Bowers is the leader of No Murders DC, an informal organization made up of volunteers that began 13 years ago. He and clergy members from Allen Chapel AME Church in Southeast D.C. organized this event to help build awareness and create a dialogue with mayoral candidates and the community on how to eliminate murder.
On this rainy Saturday morning, days before a crowded primary election, candidates Muriel Bowser, Tommy Wells, Reta Lewis and Carlos Allen said the city should work to bring the number of homicides down to zero.
“When David talks about no more murders, people actually scoff at that,” said Bowser, the Ward 4 council member.
“This is not a police problem but a community problem that needs a community solution,” Bowser said, “If we think the police can solve the homicide problem we are fooling ourselves, because by the time they get involved it is too late.”
All four of the mayoral candidates believed in stopping homicides before they happen and agreed that the main issue is lack of opportunity.
“One of the things that is really, really critical that I have seen each and every day is that it boils down to, what other decisions do our young people have the ability to make when they are trying to move their lives forward,” Lewis said, “and it all boils down to jobs.”
Despite their differences as mayoral candidates, all four argued that most of the crime in the city is related to economics.

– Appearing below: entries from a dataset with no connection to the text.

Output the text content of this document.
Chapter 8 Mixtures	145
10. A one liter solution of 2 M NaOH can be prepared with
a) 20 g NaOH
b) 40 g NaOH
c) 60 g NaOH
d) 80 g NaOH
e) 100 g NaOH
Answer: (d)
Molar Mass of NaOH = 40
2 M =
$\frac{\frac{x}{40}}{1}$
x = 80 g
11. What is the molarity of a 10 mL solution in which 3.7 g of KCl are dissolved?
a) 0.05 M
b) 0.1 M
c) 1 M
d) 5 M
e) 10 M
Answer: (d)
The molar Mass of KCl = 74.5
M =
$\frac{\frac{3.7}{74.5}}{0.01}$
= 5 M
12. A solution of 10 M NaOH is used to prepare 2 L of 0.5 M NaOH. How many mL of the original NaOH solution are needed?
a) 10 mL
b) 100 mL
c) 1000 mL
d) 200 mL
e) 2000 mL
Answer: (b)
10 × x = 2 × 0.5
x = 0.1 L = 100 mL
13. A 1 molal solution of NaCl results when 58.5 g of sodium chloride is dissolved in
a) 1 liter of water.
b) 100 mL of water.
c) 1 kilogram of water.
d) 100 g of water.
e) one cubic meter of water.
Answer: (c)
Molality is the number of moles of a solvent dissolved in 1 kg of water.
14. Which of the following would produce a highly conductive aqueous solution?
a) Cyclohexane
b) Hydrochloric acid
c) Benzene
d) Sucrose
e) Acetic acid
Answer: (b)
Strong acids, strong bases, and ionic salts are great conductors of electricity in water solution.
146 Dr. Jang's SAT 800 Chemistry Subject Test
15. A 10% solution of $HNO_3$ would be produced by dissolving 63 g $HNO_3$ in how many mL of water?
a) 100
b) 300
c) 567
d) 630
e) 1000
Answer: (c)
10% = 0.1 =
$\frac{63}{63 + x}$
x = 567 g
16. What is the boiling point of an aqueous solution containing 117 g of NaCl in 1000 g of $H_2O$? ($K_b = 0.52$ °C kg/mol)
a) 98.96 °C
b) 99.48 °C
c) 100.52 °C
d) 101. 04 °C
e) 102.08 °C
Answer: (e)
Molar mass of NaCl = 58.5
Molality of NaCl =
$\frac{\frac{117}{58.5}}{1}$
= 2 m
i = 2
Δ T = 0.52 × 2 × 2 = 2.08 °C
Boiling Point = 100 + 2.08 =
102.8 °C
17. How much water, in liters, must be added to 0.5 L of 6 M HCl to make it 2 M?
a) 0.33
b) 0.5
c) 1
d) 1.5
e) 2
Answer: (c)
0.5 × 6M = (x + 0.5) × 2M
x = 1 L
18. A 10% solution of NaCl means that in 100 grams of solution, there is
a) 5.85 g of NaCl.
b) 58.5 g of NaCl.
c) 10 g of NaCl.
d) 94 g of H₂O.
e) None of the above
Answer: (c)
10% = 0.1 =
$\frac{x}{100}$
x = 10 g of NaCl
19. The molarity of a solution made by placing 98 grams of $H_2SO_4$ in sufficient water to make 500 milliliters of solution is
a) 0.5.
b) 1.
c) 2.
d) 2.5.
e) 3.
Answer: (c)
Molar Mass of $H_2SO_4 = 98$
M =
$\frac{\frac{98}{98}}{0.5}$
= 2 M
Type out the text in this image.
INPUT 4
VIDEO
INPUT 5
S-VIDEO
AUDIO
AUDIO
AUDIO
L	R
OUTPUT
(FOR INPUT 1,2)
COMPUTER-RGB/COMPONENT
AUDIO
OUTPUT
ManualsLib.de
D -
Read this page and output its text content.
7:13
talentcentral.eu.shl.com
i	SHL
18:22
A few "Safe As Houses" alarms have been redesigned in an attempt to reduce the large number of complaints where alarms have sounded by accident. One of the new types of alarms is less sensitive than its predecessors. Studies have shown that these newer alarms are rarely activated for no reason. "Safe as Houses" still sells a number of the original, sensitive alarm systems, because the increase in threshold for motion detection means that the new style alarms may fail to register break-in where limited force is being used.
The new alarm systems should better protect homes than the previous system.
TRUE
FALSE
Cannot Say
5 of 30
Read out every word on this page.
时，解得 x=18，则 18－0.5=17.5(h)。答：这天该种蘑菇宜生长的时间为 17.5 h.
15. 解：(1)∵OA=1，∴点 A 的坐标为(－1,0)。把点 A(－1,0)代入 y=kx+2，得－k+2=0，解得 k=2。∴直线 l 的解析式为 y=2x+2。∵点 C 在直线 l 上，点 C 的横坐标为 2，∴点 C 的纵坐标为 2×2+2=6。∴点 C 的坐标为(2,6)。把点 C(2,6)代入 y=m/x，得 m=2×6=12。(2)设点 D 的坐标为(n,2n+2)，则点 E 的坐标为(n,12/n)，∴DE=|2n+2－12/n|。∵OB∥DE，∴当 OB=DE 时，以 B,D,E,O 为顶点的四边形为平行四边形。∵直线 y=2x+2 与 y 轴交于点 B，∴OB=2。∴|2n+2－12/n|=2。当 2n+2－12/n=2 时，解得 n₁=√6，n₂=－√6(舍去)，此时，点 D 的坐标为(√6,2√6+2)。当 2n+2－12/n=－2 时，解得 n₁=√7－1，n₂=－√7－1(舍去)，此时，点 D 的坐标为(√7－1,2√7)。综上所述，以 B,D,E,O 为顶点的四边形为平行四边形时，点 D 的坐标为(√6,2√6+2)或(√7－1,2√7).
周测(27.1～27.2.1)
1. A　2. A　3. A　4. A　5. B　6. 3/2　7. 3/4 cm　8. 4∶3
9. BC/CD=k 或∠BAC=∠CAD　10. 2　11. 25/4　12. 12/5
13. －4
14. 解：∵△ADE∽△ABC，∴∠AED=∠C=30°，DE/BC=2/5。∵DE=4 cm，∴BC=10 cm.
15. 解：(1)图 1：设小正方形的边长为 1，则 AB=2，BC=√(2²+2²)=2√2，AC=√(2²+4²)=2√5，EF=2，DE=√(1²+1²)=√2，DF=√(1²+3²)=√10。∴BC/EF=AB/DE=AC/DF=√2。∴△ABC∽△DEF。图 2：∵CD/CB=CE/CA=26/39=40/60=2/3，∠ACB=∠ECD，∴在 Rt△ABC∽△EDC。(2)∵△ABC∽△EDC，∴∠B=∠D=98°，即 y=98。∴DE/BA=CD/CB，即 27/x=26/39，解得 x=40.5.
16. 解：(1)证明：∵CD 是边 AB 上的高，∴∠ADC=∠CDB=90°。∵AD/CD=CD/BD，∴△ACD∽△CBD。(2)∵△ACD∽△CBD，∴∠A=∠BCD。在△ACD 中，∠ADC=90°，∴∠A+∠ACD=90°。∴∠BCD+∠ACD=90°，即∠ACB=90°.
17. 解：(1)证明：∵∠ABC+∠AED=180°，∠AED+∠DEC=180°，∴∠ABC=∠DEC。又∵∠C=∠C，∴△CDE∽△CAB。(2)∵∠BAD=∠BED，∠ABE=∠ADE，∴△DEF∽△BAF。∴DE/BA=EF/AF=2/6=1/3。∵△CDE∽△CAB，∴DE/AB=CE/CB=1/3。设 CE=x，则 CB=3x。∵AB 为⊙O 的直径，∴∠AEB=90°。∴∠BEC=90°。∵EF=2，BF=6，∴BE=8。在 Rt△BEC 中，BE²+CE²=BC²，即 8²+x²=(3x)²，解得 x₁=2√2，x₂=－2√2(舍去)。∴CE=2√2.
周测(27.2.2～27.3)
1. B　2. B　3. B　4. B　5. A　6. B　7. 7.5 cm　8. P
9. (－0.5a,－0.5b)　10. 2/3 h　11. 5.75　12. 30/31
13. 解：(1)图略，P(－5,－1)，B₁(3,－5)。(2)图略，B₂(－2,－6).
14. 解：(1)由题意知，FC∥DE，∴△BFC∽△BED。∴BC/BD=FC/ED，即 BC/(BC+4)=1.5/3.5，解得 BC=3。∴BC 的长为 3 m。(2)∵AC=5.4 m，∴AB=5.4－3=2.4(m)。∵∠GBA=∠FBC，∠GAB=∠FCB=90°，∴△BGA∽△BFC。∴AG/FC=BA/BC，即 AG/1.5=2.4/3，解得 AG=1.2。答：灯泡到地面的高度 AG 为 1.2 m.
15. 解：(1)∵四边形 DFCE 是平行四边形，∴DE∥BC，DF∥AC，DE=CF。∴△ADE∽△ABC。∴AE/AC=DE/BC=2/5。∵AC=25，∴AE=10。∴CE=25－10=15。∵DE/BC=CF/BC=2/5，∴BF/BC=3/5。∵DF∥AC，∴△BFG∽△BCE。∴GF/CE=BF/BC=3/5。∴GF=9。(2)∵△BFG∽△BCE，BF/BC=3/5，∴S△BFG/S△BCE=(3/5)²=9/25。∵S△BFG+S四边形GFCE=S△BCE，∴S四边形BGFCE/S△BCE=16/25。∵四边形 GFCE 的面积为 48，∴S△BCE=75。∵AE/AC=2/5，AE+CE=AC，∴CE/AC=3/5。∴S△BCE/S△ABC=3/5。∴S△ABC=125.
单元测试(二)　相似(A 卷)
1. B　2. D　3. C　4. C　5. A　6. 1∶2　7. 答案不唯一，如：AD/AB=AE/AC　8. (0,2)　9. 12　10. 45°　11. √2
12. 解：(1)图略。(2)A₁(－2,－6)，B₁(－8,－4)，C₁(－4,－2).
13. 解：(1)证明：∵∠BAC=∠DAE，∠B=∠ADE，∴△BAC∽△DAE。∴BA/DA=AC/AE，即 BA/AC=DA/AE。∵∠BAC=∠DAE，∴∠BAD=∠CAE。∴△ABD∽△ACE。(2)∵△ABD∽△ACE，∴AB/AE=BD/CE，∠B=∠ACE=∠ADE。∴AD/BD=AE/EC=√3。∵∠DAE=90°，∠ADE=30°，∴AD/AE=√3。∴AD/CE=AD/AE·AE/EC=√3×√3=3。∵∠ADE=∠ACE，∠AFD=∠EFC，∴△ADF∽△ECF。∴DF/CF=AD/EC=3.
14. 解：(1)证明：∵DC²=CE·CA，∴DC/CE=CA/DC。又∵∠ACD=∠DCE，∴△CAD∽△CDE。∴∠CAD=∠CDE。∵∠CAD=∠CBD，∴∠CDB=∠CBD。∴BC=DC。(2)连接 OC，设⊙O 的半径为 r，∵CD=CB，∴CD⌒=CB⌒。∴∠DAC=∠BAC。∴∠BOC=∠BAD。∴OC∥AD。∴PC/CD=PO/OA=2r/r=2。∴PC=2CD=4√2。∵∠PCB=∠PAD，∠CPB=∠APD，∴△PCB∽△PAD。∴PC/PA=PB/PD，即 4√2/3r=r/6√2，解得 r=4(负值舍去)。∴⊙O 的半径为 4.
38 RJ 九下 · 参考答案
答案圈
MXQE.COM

Allen, 43, said that as a young black man in the District, he almost succumbed to selling drugs when he was left without a home.
“I was going to be a statistic in this city of being one out of nine children locked up in prisons right now because of the near fact that I didn’t have nothing there for me so I could move forward,” Allen said.
As part of the presentation, candidates watched a five minute video by Curtis Mozie from the Tale of the Tape Foundation. The video showed clips of homicides and gun violence in D.C. dating back to 1981.
Mozie began recording videos around his neighborhood when some of his friends began dying in the streets when he was 22 years old.
Today, 85 of Mozie’s friends have been killed in D.C., he said. He has documented countless hours of crime scenes, funerals, hospital beds and shootings in videos that he uses to build awareness.
“I can get that story because I live among them,” Mozie said. “I am right there living with them and they trust me.”
In January 2012, a friend of Mozie’s died in his arms after being stabbed. He said being around all of this violence has taken a toll on him, but he has a goal to create change by building awareness.
“To me what [the mayoral candidates] said means nothing until they see what they just saw,” Mozie said, referring to his video. “Now they see that it’s not a game out here, it’s real.”